Suggestion: Favorite builds button

#1 - June 5, 2014, 7:38 a.m.
Blizzard Post

What do you think about adding favorite builds in Traits option?
That could be a button.

When ours build is finished, we click to: add to favorite.
Next: We go to builds tab.
Finally: We can easily choose build in 1 s.

That could be expanded to choose weapons, sigils and runes too.

Limitations: Cannot be employed when the solo arena or team arena clock is over.

#8 - June 5, 2014, 12:08 p.m.
Blizzard Post

We absolutely want to make build templates. They could work similar to GW1, but there are more components to a build now. Using the old string-code method may prove to be unwieldy.

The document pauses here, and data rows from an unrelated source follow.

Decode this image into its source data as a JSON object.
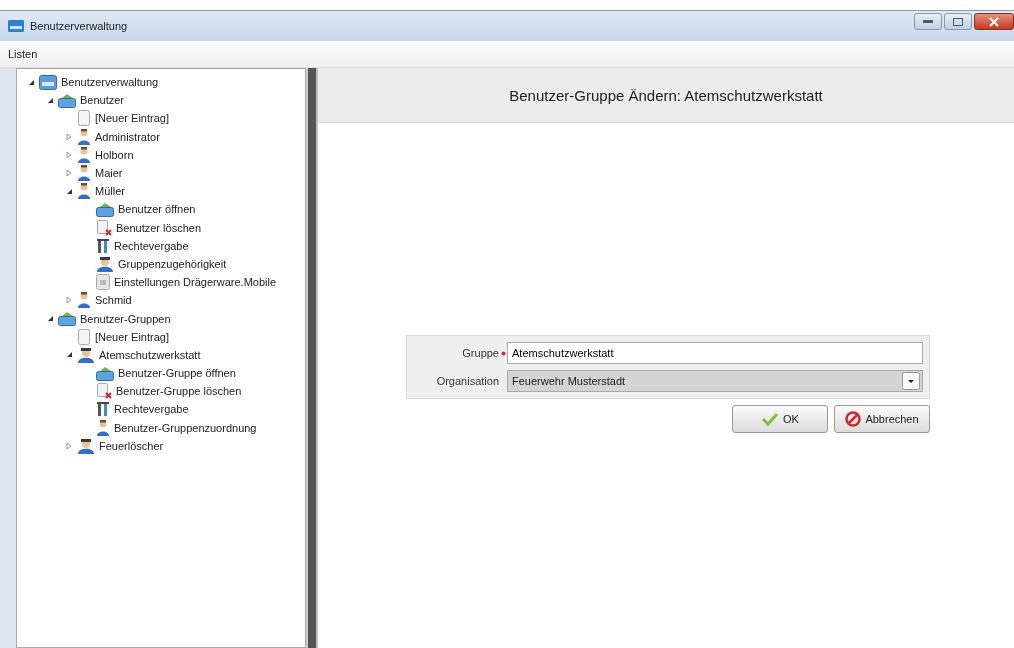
{
  "window": {
    "title": "Benutzerverwaltung"
  },
  "menu": [
    {
      "label": "Listen"
    }
  ],
  "tree": [
    {
      "label": "Benutzerverwaltung",
      "kind": "root",
      "expanded": true,
      "children": [
        {
          "label": "Benutzer",
          "kind": "folder",
          "expanded": true,
          "children": [
            {
              "label": "[Neuer Eintrag]",
              "kind": "new"
            },
            {
              "label": "Administrator",
              "kind": "user",
              "expanded": false
            },
            {
              "label": "Holborn",
              "kind": "user",
              "expanded": false
            },
            {
              "label": "Maier",
              "kind": "user",
              "expanded": false
            },
            {
              "label": "Müller",
              "kind": "user",
              "expanded": true,
              "children": [
                {
                  "label": "Benutzer öffnen",
                  "kind": "open"
                },
                {
                  "label": "Benutzer löschen",
                  "kind": "delete"
                },
                {
                  "label": "Rechtevergabe",
                  "kind": "rights"
                },
                {
                  "label": "Gruppenzugehörigkeit",
                  "kind": "group"
                },
                {
                  "label": "Einstellungen Drägerware.Mobile",
                  "kind": "settings"
                }
              ]
            },
            {
              "label": "Schmid",
              "kind": "user",
              "expanded": false
            }
          ]
        },
        {
          "label": "Benutzer-Gruppen",
          "kind": "folder",
          "expanded": true,
          "children": [
            {
              "label": "[Neuer Eintrag]",
              "kind": "new"
            },
            {
              "label": "Atemschutzwerkstatt",
              "kind": "group",
              "expanded": true,
              "children": [
                {
                  "label": "Benutzer-Gruppe öffnen",
                  "kind": "open"
                },
                {
                  "label": "Benutzer-Gruppe löschen",
                  "kind": "delete"
                },
                {
                  "label": "Rechtevergabe",
                  "kind": "rights"
                },
                {
                  "label": "Benutzer-Gruppenzuordnung",
                  "kind": "user"
                }
              ]
            },
            {
              "label": "Feuerlöscher",
              "kind": "group",
              "expanded": false
            }
          ]
        }
      ]
    }
  ],
  "form": {
    "heading": "Benutzer-Gruppe Ändern: Atemschutzwerkstatt",
    "fields": [
      {
        "label": "Gruppe",
        "kind": "text",
        "required": true,
        "value": "Atemschutzwerkstatt"
      },
      {
        "label": "Organisation",
        "kind": "dropdown",
        "required": false,
        "value": "Feuerwehr Musterstadt"
      }
    ],
    "buttons": [
      {
        "label": "OK",
        "kind": "ok"
      },
      {
        "label": "Abbrechen",
        "kind": "cancel"
      }
    ]
  }
}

Things that must be in a template:

  • Weapons
  • Sigils
  • Rune
  • Amulet
  • Skills
  • Traits

What could be in a template:

  • Skins
  • Dyes
  • Outfit
  • Finisher

Things to consider:

  • Sharing (chat links? codes? urls?)
  • Viewing (seeing some else’s vs. seeing your own)
  • Saving (notepad vs. local vs. account vs. web)
  • Building (one spot in UI vs. multiple spots)
  • Websites (third-party sites should work with in-game)
  • APIs (Could expose an API to third-parties)
  • PvP vs PvE vs WvW (each mode requires different configuration options)

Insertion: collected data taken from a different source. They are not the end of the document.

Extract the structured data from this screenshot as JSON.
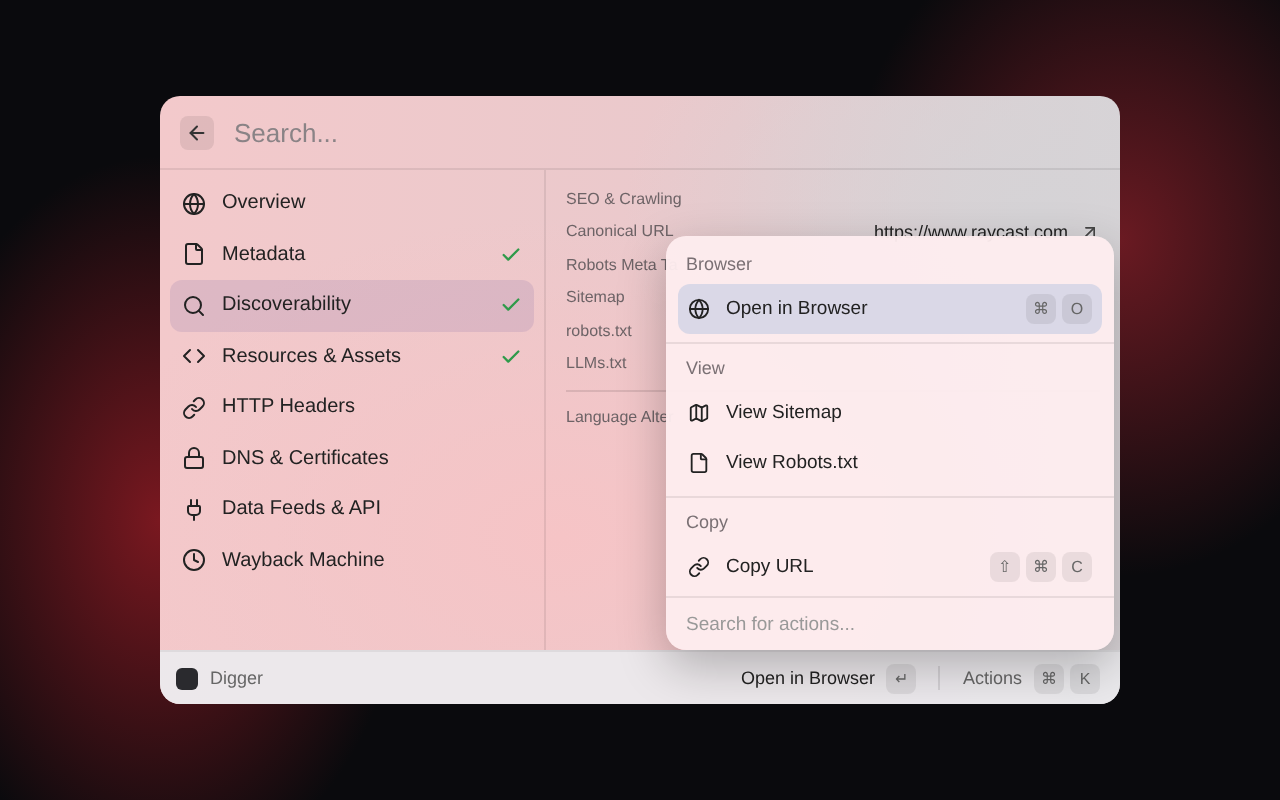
{
  "search": {
    "placeholder": "Search..."
  },
  "sidebar": {
    "items": [
      {
        "label": "Overview",
        "selected": false,
        "checked": false
      },
      {
        "label": "Metadata",
        "selected": false,
        "checked": true
      },
      {
        "label": "Discoverability",
        "selected": true,
        "checked": true
      },
      {
        "label": "Resources & Assets",
        "selected": false,
        "checked": true
      },
      {
        "label": "HTTP Headers",
        "selected": false,
        "checked": false
      },
      {
        "label": "DNS & Certificates",
        "selected": false,
        "checked": false
      },
      {
        "label": "Data Feeds & API",
        "selected": false,
        "checked": false
      },
      {
        "label": "Wayback Machine",
        "selected": false,
        "checked": false
      }
    ]
  },
  "detail": {
    "groups": [
      {
        "rows": [
          {
            "label": "SEO & Crawling"
          },
          {
            "label": "Canonical URL",
            "value": "https://www.raycast.com"
          },
          {
            "label": "Robots Meta Ta"
          },
          {
            "label": "Sitemap"
          },
          {
            "label": "robots.txt"
          },
          {
            "label": "LLMs.txt"
          }
        ]
      },
      {
        "rows": [
          {
            "label": "Language Alter"
          }
        ]
      }
    ]
  },
  "actions": {
    "sections": [
      {
        "title": "Browser",
        "items": [
          {
            "label": "Open in Browser",
            "selected": true,
            "keys": [
              "⌘",
              "O"
            ]
          }
        ]
      },
      {
        "title": "View",
        "items": [
          {
            "label": "View Sitemap",
            "selected": false
          },
          {
            "label": "View Robots.txt",
            "selected": false
          }
        ]
      },
      {
        "title": "Copy",
        "items": [
          {
            "label": "Copy URL",
            "selected": false,
            "keys": [
              "⇧",
              "⌘",
              "C"
            ]
          }
        ]
      }
    ],
    "search": {
      "placeholder": "Search for actions..."
    }
  },
  "footer": {
    "app": "Digger",
    "primary": {
      "label": "Open in Browser",
      "keys": [
        "↵"
      ]
    },
    "secondary": {
      "label": "Actions",
      "keys": [
        "⌘",
        "K"
      ]
    }
  }
}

How would you like to see any/all of these work?

#53 - June 5, 2014, 3:02 p.m.
Blizzard Post

You are all recognizing the problem with PvP templates versus PvE templates:

PvP builds can be constructed regardless of what items you own. The templates can even save weapon type and give you a free level 1 item if you don’t have a weapon in your inventory already because PvP has normalized attributes.

PvE/WvW builds must include actual items. This mean sharing non-PvP builds becomes very complicated. Either you simply can’t do it, or templates save out exact items for reapplication AND save out item type/level/rarity/prefix/suffix/etc for sharing.

Another aspect you guys are hitting on is the need for template ‘chunks’. This means templates are not an all-or-nothing application, but can be pieced together from various parts. For instance, you could have an ‘appearance’ template that consists only of wardrobe skins, dyes, and a finisher that you can apply and save separately from a ‘functional’ template that may contain skills, traits, and amulet.

This is quite an intricate detail, but you may even want to leave individual skill/trait slot empty in a template you’re sharing like a wildcard.

#57 - June 5, 2014, 3:12 p.m.
Blizzard Post

Start small, man. Basic template it still better than no template.

Why not discuss the best possible system? Scheduling and phasing feature releases is our deal :P Plus, there’s no way we can avoid remaking the entire feature later unless we are good about scoping all possibilities.

#73 - June 5, 2014, 4:02 p.m.
Blizzard Post

Add a small indicator for gear that is used in a template (much like the rarity border).

Would be very helpful if templates used actual gear.

I guess the problem really is how do you make an all encompassing system for PVP and PVE?

The answer is you can’t there will have to be two systems as long as you want an economy in this game.

Skill and trait templates could absolutely be shared. They would just be two compatible components in the larger template system with other non-compatible parts.

The problem is making the feature approachable and easy to use when there could be SO many potential parts.

#150 - June 6, 2014, 1:09 p.m.
Blizzard Post

Lots of good feedback here:

  • Templates should be flexible on what they contain. Everyone wants something a little different from this feature.
  • Template switching can be abused in WvW, between dungeon bosses, etc.
  • Tiered release approach (I feel this feedback is because people want this feature RIGHT MEOW)
  • UI suggestions are pretty diverse. There are a lot of ways it could be handled, and it touches a LOT of systems in the game.
  • Fear of inspect / gear-checking by others.
  • Using real items is more of a ‘load-out’ than a ‘template’. Possibly different systems.